Fast forward 4 1/2 years, and we were trying to decide what we wanted to do with Harrison. I thought about his personality, his skills, his needs, and I didn’t feel like traditional preschool was for him. I recalled a friend of mine telling me about her first son’s experience with traditional school, and how it wasn’t a fit for him. The things she talked about hearing from the teacher regarding her son reminded me so much of Harrison. She said that after that experience, she and her husband looked into Montessori, and they ultimately decided to enroll their son. He has flourished. I kept thinking about Harrison, and I thought back to the Montessori school I had been in. David and I had talked about options, and we decided to schedule some observations. Well, after visiting the school Harrison currently attends, we knew it was for him. Harrison knew, too.

I know I want to write more about Harrison’s experience (and ours) with Montessori, so I’ll direct this post back to being thankful for his teachers. Of course I am thankful for the work he does there and the”formal” lessons he receives, but I am mostly thankful for the person they are helping form. I am thankful that these women have opened my eyes to who my son is and his potential. I don’t mean I didn’t already have high hopes for him, but I mean his potential in this moment. I feel like it’s easy to just see what your child isn’t doing (not putting shoes on, not cleaning up toys) and to look past what they are doing (he got out napkins for everyone without being asked; he put away his brother’s toys). When I look at those things, I realize the potential in Harrison to be this kind, generous, loving person if I don’t constantly remind him of what he’s not doing and let him know I see what he is doing. I don’t know that I did enough of that before, and maybe other people don’t need someone else to help them to do that. I did. And I’m thankful Harrison has the type of teachers who helped me do that.

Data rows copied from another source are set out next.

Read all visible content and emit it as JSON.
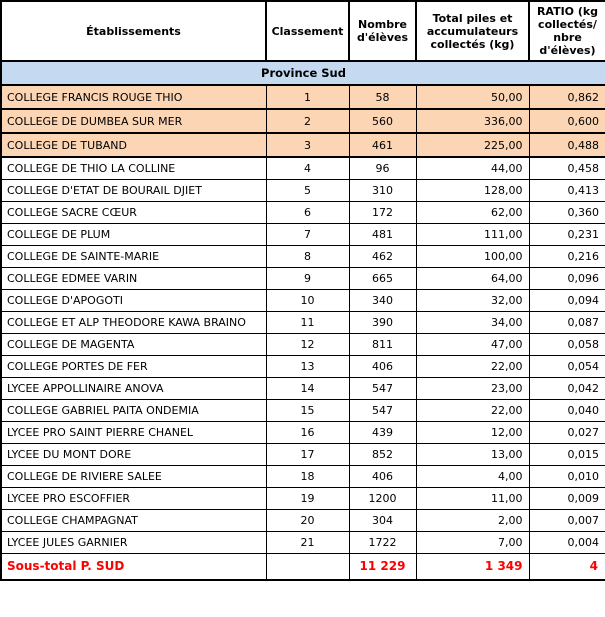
{
  "table": {
    "columns": [
      {
        "label": "Établissements"
      },
      {
        "label": "Classement"
      },
      {
        "label": "Nombre d'élèves"
      },
      {
        "label": "Total piles et accumulateurs collectés (kg)"
      },
      {
        "label": "RATIO (kg collectés/ nbre d'élèves)"
      }
    ],
    "section_header": "Province Sud",
    "rows": [
      {
        "name": "COLLEGE FRANCIS ROUGE THIO",
        "rank": "1",
        "students": "58",
        "collected": "50,00",
        "ratio": "0,862",
        "highlighted": true
      },
      {
        "name": "COLLEGE DE DUMBEA SUR MER",
        "rank": "2",
        "students": "560",
        "collected": "336,00",
        "ratio": "0,600",
        "highlighted": true
      },
      {
        "name": "COLLEGE DE TUBAND",
        "rank": "3",
        "students": "461",
        "collected": "225,00",
        "ratio": "0,488",
        "highlighted": true
      },
      {
        "name": "COLLEGE DE THIO LA COLLINE",
        "rank": "4",
        "students": "96",
        "collected": "44,00",
        "ratio": "0,458",
        "highlighted": false
      },
      {
        "name": "COLLEGE D'ETAT DE BOURAIL DJIET",
        "rank": "5",
        "students": "310",
        "collected": "128,00",
        "ratio": "0,413",
        "highlighted": false
      },
      {
        "name": "COLLEGE SACRE CŒUR",
        "rank": "6",
        "students": "172",
        "collected": "62,00",
        "ratio": "0,360",
        "highlighted": false
      },
      {
        "name": "COLLEGE DE PLUM",
        "rank": "7",
        "students": "481",
        "collected": "111,00",
        "ratio": "0,231",
        "highlighted": false
      },
      {
        "name": "COLLEGE DE SAINTE-MARIE",
        "rank": "8",
        "students": "462",
        "collected": "100,00",
        "ratio": "0,216",
        "highlighted": false
      },
      {
        "name": "COLLEGE EDMEE VARIN",
        "rank": "9",
        "students": "665",
        "collected": "64,00",
        "ratio": "0,096",
        "highlighted": false
      },
      {
        "name": "COLLEGE D'APOGOTI",
        "rank": "10",
        "students": "340",
        "collected": "32,00",
        "ratio": "0,094",
        "highlighted": false
      },
      {
        "name": "COLLEGE ET ALP THEODORE KAWA BRAINO",
        "rank": "11",
        "students": "390",
        "collected": "34,00",
        "ratio": "0,087",
        "highlighted": false
      },
      {
        "name": "COLLEGE DE MAGENTA",
        "rank": "12",
        "students": "811",
        "collected": "47,00",
        "ratio": "0,058",
        "highlighted": false
      },
      {
        "name": "COLLEGE PORTES DE FER",
        "rank": "13",
        "students": "406",
        "collected": "22,00",
        "ratio": "0,054",
        "highlighted": false
      },
      {
        "name": "LYCEE APPOLLINAIRE ANOVA",
        "rank": "14",
        "students": "547",
        "collected": "23,00",
        "ratio": "0,042",
        "highlighted": false
      },
      {
        "name": "COLLEGE GABRIEL PAITA ONDEMIA",
        "rank": "15",
        "students": "547",
        "collected": "22,00",
        "ratio": "0,040",
        "highlighted": false
      },
      {
        "name": "LYCEE PRO SAINT PIERRE CHANEL",
        "rank": "16",
        "students": "439",
        "collected": "12,00",
        "ratio": "0,027",
        "highlighted": false
      },
      {
        "name": "LYCEE DU MONT DORE",
        "rank": "17",
        "students": "852",
        "collected": "13,00",
        "ratio": "0,015",
        "highlighted": false
      },
      {
        "name": "COLLEGE DE RIVIERE SALEE",
        "rank": "18",
        "students": "406",
        "collected": "4,00",
        "ratio": "0,010",
        "highlighted": false
      },
      {
        "name": "LYCEE PRO ESCOFFIER",
        "rank": "19",
        "students": "1200",
        "collected": "11,00",
        "ratio": "0,009",
        "highlighted": false
      },
      {
        "name": "COLLEGE CHAMPAGNAT",
        "rank": "20",
        "students": "304",
        "collected": "2,00",
        "ratio": "0,007",
        "highlighted": false
      },
      {
        "name": "LYCEE JULES GARNIER",
        "rank": "21",
        "students": "1722",
        "collected": "7,00",
        "ratio": "0,004",
        "highlighted": false
      }
    ],
    "subtotal": {
      "label": "Sous-total P. SUD",
      "rank": "",
      "students": "11 229",
      "collected": "1 349",
      "ratio": "4"
    }
  },
  "colors": {
    "highlight_bg": "#FCD5B4",
    "section_bg": "#C5D9F1",
    "subtotal_text": "#FF0000",
    "border": "#000000"
  }
}
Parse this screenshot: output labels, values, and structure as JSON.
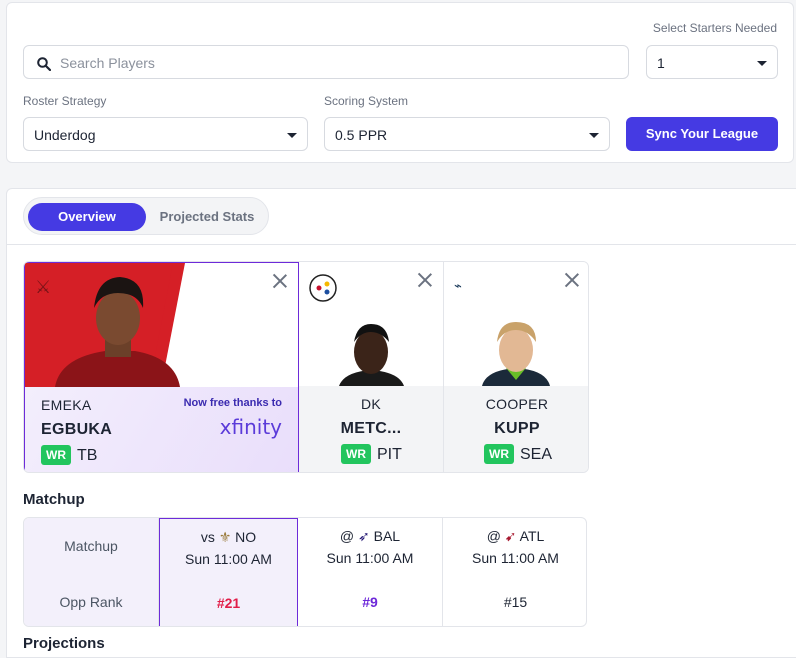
{
  "filters": {
    "search_placeholder": "Search Players",
    "starters_label": "Select Starters Needed",
    "starters_value": "1",
    "strategy_label": "Roster Strategy",
    "strategy_value": "Underdog",
    "scoring_label": "Scoring System",
    "scoring_value": "0.5 PPR",
    "sync_button": "Sync Your League"
  },
  "tabs": [
    "Overview",
    "Projected Stats"
  ],
  "players": [
    {
      "first": "EMEKA",
      "last": "EGBUKA",
      "pos": "WR",
      "team": "TB",
      "sponsor_text": "Now free thanks to",
      "sponsor_logo": "xfinity"
    },
    {
      "first": "DK",
      "last": "METC...",
      "pos": "WR",
      "team": "PIT"
    },
    {
      "first": "COOPER",
      "last": "KUPP",
      "pos": "WR",
      "team": "SEA"
    }
  ],
  "matchup": {
    "title": "Matchup",
    "row_labels": [
      "Matchup",
      "Opp Rank"
    ],
    "games": [
      {
        "prefix": "vs",
        "opp": "NO",
        "time": "Sun 11:00 AM",
        "rank": "#21",
        "rank_color": "#e11d48"
      },
      {
        "prefix": "@",
        "opp": "BAL",
        "time": "Sun 11:00 AM",
        "rank": "#9",
        "rank_color": "#6d28d9"
      },
      {
        "prefix": "@",
        "opp": "ATL",
        "time": "Sun 11:00 AM",
        "rank": "#15",
        "rank_color": "#1d2433"
      }
    ]
  },
  "next_section": "Projections",
  "colors": {
    "accent": "#453ae3",
    "position_badge": "#22c55e",
    "highlight_border": "#6d2bd9"
  }
}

I’m thankful that Harrison’s teachers love him.  When Harrison needed a little more guidance to choose materials for work, his teacher would invite him to walk around the classroom and help him to choose something. When Harrison struggled to rest his body at nap time, his teachers would sit next to him and stroke his back, knowing that helped calm his body. I think Harrison tells them, but if not, he loves you, too. He talks about Miss Sarah’s beautiful hair or Miss Peggy’s pretty outfit. He always talks about them with such fondness, and he lights up when he mentions a time he was invited to help with something. And I really know he loves them because there have been multiple times, “Mommy” is the 3rd name that comes to mind when he starts to tell or ask me something.

There is so much I appreciate about Harrison’s teachers, but most importantly, I just appreciate the women they are. They are more than the training they have to be a Montessori instructor. To me, they are special people who are seeing my son’s potential everyday, and they are helping him grow and always better himself. And they have made me better (I think, anyway) in the process. Thank you.